The Milwaukee Bucks had the opportunity to trade Giannis Antetokounmpo during the 2025 offseason, a full year before they finally did, but ownership misread his growing frustration as the same offseason posturing he had displayed for years, according to a lengthy report from the Milwaukee Journal Sentinel. That miscalculation defined the final chapter of a 13-year partnership that ended with a trade to the Miami Heat this week.
Following Milwaukee's second consecutive first-round playoff exit to the Indiana Pacers in May 2025, co-owners Wes Edens and Jimmy Haslam approached Antetokounmpo on the practice court. He told them he was committed for the upcoming season. What he did not say directly was that he had lost faith in head coach Doc Rivers and did not believe the organization was capable of returning to championship form.
Bucks leadership interpreted his response the way they had absorbed similar signals in previous offseasons. ESPN began reporting, from anonymous sources, that Antetokounmpo wanted out, but it felt familiar to the front office.
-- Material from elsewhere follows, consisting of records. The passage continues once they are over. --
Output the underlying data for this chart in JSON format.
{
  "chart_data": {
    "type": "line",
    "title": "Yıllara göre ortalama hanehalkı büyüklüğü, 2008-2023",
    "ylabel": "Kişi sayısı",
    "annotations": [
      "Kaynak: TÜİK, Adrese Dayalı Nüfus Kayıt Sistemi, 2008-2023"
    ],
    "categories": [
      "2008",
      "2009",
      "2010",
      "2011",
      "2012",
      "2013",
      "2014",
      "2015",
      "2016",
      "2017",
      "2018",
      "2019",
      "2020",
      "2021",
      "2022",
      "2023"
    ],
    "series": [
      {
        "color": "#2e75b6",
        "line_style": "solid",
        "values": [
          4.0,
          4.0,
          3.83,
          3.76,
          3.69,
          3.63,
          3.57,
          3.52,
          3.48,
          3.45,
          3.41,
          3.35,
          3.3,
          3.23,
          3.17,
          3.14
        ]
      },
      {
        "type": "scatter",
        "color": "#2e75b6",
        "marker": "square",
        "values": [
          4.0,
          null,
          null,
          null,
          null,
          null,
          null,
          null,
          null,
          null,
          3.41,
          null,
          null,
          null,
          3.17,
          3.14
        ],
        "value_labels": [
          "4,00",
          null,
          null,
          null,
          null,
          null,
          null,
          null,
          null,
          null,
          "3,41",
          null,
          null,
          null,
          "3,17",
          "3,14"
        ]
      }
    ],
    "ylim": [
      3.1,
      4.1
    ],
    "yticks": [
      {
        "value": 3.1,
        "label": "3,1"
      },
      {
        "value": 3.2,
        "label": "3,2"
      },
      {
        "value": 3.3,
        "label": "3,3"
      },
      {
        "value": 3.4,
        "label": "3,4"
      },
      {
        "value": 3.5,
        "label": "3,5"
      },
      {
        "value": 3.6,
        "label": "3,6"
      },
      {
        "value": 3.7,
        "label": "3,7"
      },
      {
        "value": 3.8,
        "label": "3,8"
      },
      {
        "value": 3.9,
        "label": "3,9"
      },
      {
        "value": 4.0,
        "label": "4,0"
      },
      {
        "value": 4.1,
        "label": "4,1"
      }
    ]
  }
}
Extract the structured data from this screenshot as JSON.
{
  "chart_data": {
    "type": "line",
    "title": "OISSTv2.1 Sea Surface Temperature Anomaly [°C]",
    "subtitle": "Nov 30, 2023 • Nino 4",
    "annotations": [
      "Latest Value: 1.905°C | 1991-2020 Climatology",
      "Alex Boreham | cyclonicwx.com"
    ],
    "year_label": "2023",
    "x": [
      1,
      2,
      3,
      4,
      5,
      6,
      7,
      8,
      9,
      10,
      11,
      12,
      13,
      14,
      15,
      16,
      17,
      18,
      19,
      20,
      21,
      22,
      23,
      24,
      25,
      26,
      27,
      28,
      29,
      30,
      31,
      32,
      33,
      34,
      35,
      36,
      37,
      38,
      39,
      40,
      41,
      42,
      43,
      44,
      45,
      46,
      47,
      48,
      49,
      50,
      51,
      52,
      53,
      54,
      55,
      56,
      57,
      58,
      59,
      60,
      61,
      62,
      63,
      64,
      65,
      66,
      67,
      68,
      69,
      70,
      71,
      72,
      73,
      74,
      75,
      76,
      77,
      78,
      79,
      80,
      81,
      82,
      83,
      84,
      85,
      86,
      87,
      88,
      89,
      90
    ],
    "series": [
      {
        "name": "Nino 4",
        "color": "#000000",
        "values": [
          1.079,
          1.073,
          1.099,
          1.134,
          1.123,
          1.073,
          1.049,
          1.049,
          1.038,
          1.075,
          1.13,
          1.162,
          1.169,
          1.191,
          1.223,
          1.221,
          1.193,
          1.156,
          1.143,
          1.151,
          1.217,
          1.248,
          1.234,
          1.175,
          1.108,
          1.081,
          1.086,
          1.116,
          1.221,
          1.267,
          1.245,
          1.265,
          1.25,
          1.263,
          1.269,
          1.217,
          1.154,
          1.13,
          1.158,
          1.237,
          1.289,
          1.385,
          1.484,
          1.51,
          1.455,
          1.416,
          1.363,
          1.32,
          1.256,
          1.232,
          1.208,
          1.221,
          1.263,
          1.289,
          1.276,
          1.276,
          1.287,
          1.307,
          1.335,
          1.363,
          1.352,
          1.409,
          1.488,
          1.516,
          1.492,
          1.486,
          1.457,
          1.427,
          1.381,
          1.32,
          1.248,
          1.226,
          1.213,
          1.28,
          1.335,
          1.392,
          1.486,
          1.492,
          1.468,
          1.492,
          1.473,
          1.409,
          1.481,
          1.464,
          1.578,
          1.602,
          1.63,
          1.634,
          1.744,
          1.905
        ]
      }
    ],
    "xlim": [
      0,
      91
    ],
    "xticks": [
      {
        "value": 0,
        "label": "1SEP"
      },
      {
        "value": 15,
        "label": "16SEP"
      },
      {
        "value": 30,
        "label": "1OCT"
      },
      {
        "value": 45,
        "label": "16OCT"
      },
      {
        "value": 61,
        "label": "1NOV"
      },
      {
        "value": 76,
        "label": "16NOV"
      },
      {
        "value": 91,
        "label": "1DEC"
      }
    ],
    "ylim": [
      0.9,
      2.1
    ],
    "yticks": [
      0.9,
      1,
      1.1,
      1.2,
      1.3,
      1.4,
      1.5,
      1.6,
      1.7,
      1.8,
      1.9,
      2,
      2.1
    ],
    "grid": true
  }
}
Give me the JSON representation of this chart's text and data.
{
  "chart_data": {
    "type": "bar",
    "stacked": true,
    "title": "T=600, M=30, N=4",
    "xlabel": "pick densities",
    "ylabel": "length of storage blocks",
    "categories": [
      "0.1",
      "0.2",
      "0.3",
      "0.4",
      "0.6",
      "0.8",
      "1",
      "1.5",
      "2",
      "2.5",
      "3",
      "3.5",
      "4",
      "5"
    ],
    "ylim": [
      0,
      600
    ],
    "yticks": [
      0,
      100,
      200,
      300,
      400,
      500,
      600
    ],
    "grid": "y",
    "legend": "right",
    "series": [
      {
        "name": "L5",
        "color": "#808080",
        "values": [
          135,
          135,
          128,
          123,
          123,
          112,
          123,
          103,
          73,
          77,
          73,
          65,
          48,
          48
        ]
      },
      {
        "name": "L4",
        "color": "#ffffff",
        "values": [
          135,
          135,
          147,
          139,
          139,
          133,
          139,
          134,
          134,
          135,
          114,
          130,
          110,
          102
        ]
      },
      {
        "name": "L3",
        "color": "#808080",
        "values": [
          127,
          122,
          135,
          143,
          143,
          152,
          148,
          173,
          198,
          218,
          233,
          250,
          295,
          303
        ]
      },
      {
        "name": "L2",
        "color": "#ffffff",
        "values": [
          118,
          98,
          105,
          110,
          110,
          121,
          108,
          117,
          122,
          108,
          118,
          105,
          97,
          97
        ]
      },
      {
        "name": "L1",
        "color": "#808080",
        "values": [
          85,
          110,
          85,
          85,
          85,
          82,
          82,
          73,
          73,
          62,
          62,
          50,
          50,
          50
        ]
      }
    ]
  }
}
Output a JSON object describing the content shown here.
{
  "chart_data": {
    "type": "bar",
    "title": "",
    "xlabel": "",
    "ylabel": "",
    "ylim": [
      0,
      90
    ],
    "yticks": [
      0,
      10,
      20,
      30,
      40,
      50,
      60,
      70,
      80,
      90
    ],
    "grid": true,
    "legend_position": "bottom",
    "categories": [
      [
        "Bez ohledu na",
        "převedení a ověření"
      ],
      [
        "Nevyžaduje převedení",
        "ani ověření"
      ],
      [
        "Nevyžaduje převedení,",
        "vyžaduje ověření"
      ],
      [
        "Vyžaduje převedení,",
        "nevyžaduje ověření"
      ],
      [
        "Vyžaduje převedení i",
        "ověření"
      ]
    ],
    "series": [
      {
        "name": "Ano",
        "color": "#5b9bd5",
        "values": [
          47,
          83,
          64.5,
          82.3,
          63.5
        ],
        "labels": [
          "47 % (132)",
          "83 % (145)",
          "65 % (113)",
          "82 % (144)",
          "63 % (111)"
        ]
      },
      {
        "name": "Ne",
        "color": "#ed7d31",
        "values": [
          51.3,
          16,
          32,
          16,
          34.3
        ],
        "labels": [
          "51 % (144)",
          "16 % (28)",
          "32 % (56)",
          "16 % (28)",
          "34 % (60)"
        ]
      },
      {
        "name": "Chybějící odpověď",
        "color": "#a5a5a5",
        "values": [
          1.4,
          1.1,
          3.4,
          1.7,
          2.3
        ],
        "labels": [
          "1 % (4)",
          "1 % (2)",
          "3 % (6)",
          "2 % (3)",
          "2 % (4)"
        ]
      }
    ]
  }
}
Rather than engage seriously on the trade market, the Bucks made sweeping roster changes without consulting their franchise player. They waived and stretched Damian Lillard, let Brook Lopez depart in free agency and signed Indiana Pacers center Myles Turner to the largest free agent contract in franchise history at $108 million. The series of moves stunned Antetokounmpo.
"These moves looked solid on paper, but you don't really appreciate how much Khris, Brook, Jrue, Pat, the character, the high-level basketball character of those guys," a longtime team employee told the Journal Sentinel. "You don't appreciate it until you don't have them around."
Antetokounmpo responded by sending a clear physical signal his mindset had shifted. He packed up his trophies from his suburban Milwaukee home and shipped them to Greece. His wife and children began the 2025-26 season there as well.
"Because I didn't know how the season was going to unfold," Antetokounmpo told the Journal Sentinel. "There were a lot of rumors about me. There was a lot of uncertainty about me — from both sides."
His representatives at Octagon did communicate some level of discontent to ownership. But because Antetokounmpo never expressed it directly himself, the Bucks processed it no differently than prior offseasons. Had he done so, sources told the Journal Sentinel, the organization would have approached the offseason in a fundamentally different way.
The season deteriorated rapidly. Rivers lost the locker room, the roster lacked cohesion and Antetokounmpo's frustration spilled onto the court. He stopped shooting, openly criticized his coaches and teammates, and drew a public standoff with the organization in March 2026 over his playing status following a knee injury.
Edens' public statement in March 2026 that Antetokounmpo would either sign an extension or be traded was the first time the organization formally put his future in doubt. Three months later, the Bucks traded him to Miami for a package that was considerably less than they likely would have received in 2025 and after making significant moves with long-term ramifications.